Kabar Bohong Goncang DPRD Pinrang

RAPORMERAH.CO, PINRANG – Sekertaris Dewan DPRD Pinrang, Achmad Side, mengatakan adanya berita-berita palsu menunjukkan masih adanya kroschek yang belum ditrapkan pelaku Journalistik di daerah ini (Pinrang). Berita palsu yang dimaksud Sekwan Achmad Side, terkait adanya pemotongan dana reses anggota DPRD.

Kabar yang tak jelas itu, tak dilakukan kroschek baik ke Sekwan maupun anggota DPRD yang lakukan reses. Sebaiknya, kabar yang belum jelas itu di kroschek dulu sebelum dipublikasikan”, kata Sekwan DPRD Pinrang, Achmad Side, kepada pers sebelum shalat Jumat (30/6) di Masjid Almunawwir Pinrang.

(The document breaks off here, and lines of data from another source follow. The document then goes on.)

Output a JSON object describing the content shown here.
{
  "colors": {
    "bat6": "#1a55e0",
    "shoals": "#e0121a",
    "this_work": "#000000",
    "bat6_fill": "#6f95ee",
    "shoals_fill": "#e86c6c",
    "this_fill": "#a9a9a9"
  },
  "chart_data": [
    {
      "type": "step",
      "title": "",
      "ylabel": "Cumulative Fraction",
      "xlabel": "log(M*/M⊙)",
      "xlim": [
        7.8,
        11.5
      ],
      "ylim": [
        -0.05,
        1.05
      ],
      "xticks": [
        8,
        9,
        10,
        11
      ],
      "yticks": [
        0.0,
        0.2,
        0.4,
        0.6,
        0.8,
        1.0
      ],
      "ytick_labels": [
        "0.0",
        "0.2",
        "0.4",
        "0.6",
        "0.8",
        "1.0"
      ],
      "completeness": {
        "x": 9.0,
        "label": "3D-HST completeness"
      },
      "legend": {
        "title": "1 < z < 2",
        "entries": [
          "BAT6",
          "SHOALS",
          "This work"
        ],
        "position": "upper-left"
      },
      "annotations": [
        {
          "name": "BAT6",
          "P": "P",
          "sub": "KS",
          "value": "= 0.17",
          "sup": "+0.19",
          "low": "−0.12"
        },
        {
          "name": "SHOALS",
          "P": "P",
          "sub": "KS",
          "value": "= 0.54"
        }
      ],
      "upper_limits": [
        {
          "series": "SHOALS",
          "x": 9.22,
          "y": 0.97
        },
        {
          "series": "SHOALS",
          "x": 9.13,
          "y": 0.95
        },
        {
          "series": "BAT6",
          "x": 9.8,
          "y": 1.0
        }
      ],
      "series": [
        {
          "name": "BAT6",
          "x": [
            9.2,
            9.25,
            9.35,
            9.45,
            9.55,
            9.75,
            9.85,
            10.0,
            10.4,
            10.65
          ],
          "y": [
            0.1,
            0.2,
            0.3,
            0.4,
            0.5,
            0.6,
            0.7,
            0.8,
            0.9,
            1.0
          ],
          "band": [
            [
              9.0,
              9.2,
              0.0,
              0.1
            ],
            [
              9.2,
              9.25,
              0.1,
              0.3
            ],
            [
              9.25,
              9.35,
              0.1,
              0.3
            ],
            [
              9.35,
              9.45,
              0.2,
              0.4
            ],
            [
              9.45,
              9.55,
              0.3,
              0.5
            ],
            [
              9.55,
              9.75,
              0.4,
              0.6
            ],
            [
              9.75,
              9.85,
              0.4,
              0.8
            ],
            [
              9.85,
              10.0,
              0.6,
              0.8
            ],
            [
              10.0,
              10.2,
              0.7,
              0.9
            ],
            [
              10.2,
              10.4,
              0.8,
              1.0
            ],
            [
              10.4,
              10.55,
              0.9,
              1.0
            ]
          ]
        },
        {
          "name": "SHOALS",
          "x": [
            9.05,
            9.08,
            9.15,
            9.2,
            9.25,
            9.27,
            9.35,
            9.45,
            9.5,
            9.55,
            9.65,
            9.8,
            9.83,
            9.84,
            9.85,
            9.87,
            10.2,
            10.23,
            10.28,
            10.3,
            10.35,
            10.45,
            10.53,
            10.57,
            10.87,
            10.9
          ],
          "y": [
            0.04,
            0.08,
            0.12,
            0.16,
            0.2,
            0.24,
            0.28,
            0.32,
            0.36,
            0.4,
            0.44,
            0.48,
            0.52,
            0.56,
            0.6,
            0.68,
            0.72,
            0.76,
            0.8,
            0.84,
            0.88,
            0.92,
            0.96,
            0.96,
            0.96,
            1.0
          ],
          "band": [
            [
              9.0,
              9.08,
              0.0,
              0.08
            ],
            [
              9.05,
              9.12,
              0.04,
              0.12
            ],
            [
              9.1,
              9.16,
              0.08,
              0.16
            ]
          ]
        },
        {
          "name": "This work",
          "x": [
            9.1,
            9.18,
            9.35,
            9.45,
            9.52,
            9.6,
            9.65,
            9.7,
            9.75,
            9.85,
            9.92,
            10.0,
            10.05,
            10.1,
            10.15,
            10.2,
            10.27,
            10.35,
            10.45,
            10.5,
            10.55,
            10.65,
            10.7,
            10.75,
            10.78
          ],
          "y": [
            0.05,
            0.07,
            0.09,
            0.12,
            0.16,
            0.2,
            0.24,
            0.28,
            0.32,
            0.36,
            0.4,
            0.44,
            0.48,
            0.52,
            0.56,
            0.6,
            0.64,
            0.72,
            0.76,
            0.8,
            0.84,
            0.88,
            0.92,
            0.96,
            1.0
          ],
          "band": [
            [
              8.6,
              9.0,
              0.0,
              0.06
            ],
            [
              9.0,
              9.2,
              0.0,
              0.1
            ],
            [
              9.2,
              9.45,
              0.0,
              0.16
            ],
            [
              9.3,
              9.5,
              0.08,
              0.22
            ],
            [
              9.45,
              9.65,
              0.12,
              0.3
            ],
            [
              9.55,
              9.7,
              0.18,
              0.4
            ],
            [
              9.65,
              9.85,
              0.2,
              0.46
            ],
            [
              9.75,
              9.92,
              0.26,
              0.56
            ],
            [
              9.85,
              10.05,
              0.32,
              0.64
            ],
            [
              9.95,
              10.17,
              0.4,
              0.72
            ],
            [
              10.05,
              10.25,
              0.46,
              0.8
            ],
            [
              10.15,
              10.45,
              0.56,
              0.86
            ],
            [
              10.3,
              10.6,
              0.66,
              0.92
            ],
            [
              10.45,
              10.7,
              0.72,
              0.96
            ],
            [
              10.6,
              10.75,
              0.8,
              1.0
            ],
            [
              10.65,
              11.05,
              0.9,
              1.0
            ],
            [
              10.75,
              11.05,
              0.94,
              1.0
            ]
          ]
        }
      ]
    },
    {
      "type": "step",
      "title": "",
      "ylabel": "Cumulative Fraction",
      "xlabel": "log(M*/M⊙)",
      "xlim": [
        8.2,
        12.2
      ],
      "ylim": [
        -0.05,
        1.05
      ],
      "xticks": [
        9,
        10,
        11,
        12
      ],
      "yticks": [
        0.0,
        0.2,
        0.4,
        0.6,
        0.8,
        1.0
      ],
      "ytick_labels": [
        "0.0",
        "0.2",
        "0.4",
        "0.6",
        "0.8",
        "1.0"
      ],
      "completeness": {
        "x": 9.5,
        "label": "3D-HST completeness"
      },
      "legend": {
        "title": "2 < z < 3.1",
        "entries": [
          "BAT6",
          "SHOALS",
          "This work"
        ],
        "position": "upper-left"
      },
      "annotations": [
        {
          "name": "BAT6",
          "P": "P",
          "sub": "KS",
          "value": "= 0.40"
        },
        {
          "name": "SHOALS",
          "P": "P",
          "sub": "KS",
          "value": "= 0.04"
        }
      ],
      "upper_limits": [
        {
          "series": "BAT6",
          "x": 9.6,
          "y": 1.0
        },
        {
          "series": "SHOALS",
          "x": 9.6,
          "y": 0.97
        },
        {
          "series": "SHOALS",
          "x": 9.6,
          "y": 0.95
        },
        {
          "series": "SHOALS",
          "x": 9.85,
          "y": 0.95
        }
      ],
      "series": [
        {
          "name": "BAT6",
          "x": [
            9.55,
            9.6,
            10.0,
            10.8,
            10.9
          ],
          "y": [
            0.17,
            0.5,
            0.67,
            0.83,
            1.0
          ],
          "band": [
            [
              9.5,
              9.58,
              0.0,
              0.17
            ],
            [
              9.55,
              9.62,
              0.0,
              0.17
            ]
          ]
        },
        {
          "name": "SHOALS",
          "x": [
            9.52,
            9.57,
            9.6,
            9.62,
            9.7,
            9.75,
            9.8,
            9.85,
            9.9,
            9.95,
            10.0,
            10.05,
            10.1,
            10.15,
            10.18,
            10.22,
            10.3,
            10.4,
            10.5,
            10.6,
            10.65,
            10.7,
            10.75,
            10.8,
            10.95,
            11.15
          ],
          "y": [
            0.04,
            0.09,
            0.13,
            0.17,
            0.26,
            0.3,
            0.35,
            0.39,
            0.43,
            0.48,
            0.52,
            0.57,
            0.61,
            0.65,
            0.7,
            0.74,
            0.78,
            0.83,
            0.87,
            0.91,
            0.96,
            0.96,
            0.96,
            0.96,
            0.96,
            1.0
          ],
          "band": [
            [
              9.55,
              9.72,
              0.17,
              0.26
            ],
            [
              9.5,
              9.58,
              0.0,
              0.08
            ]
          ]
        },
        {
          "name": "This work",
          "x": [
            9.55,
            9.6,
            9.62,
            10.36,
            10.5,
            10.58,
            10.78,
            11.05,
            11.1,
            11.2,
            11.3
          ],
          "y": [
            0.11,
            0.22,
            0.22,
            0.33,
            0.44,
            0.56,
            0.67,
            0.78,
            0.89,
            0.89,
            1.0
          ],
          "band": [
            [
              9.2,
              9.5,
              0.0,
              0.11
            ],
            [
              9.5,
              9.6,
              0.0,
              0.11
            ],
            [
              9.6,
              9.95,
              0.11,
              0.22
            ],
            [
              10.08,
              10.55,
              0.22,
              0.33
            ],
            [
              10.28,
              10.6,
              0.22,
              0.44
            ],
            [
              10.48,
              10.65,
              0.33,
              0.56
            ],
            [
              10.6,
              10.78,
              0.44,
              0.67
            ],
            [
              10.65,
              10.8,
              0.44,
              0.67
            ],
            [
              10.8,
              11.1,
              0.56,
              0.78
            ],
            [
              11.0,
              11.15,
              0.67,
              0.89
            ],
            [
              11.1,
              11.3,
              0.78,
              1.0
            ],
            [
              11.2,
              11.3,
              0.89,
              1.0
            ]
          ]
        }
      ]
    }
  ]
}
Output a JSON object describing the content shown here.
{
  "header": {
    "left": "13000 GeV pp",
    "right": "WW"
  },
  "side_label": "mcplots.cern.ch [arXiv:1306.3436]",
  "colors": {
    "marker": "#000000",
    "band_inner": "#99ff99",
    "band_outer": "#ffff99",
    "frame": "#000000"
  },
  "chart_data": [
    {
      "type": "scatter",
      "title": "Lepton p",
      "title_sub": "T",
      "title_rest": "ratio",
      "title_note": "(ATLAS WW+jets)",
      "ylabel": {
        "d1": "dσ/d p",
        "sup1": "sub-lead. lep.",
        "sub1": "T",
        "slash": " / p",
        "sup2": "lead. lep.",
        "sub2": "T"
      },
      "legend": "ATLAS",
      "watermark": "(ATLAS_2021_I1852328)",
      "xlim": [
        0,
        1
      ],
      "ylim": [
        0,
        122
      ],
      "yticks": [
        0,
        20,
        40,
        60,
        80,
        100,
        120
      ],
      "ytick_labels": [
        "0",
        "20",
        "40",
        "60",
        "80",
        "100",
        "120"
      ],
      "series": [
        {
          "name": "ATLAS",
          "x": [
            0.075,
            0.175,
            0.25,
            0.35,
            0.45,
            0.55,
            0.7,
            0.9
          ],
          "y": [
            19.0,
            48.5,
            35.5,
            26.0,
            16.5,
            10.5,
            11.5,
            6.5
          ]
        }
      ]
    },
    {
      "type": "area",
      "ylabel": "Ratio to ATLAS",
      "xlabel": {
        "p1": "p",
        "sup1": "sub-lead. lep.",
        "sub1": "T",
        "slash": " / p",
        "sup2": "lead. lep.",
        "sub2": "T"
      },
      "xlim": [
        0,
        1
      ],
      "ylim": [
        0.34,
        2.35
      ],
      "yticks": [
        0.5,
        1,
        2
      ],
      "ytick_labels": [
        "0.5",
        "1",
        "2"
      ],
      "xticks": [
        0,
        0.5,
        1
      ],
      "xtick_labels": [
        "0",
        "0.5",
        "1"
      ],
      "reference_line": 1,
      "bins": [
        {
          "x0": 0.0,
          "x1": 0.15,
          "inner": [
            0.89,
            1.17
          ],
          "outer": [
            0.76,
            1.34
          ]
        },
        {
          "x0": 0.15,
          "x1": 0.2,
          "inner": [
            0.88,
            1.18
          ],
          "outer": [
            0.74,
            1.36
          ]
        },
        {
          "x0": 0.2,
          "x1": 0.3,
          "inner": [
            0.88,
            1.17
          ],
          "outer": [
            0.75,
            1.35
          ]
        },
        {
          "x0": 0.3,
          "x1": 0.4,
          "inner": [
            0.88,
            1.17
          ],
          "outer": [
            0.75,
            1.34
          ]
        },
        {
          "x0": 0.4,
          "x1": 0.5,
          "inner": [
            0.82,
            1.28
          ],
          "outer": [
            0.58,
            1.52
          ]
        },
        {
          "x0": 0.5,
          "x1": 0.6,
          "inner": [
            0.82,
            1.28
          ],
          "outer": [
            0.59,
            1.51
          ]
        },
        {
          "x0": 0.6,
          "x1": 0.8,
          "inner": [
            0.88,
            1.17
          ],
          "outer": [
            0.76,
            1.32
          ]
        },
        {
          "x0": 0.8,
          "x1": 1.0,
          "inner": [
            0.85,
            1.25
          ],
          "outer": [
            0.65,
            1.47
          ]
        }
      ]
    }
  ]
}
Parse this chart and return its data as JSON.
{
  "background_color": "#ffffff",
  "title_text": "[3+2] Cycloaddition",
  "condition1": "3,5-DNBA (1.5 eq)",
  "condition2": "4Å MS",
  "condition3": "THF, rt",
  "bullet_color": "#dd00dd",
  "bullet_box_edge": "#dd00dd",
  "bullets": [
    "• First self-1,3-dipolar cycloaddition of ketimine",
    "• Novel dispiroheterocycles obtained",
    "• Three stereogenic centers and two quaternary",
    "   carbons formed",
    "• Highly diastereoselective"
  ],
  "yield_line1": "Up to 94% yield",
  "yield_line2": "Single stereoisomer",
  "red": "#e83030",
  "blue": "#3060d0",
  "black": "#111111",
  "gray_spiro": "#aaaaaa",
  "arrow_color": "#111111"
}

“Bagaimana bisa saya memotong uang reses itu, karena saya tidak pernah melihat dana tersebut, selaian hanya mengetahui/menyetujui terlaksananya reses tersebut,” katanya lagi.

Bahkan, kata Sekwan Achmad Side, setelah dikroschek ke masing-masing anggota DPRD yang reses (inisial) yang dikabarkan dari berita palsu tersebut, tak ada yang mengaku adanya potongan tadi.

“Untuk itu, saya Achmad Side  sangat meyangkan adanya informasi tersebut yang langsung dipublikasikan tanpa dilakukan kroschek, sehingga berita bohong itu sempat menggonvangkan kinerja DPRD, dan akhirnya diketahui hanya berita bohong semata.

Seperti diketahui, salah satu media online , sesuai pengakuan anggota DPRD Pinrang berinisial AR, bila uang resesnya disunat oknum Sekwan, Ahmad Side.

Dan bukan itu saja, selain pemotongan uang reses, juga terjadi adanya staf DPRD Pinrang yang kerap membuat laporan palsu untuk mencairkan dana seolah-olah terjadi reses oleh anggota DPRD tadi.

Sayang, bagian humas DPRD Pinrang, Dede, tidak berkomentar setelah info ini pernah di tanyakan Rapormerah.co dan dia lebih memilih diam.

Namun pengamatan Rapormerah, baik sebekum Achmad Side, diangkat jadi Sekwan, persoalan reses memang ada benarnya terutama bagi oknum anggota DPRD itu sendiri yang tidak melakukan reses tapi SPJD tetap berjalan dengan saja anggota sekwan yang diikutkan reses.

Persoalan ini, bagian keuangan sering di panggil penyidik dan guna dimintai keterangan pengguaan dana reses tersebut.

Permainan ini hanya dari partai Hanura saja yang membenarkan adanya pemotongan ini, termasuk pembuatan reses palsu .

“Kalau info itu benar, memang sedikit Rp 500.000 dan tapi kalau dibagi banyak lumayan juga hasilnya, ” kata Sekertaris Hanura Pinrang, Muh.Tahir.

Tapi, Sekertaris Hanura ini, tak meliat kebelakan prihal anggota DPRD yang senang melakukan reses (fiktif) yakni hanya SPJD saja yang jalan dan dititp distaf Sekwan yang ikut reses. ” Jadi yang terjadi bukan pemotongan yang reses tapi pembagian uang reses fiktif dengan anggota DPRD yang hanya SPJD yang jalan,” kata pengamat legiskatif Jamaluddin Khas kepada Rapormerah.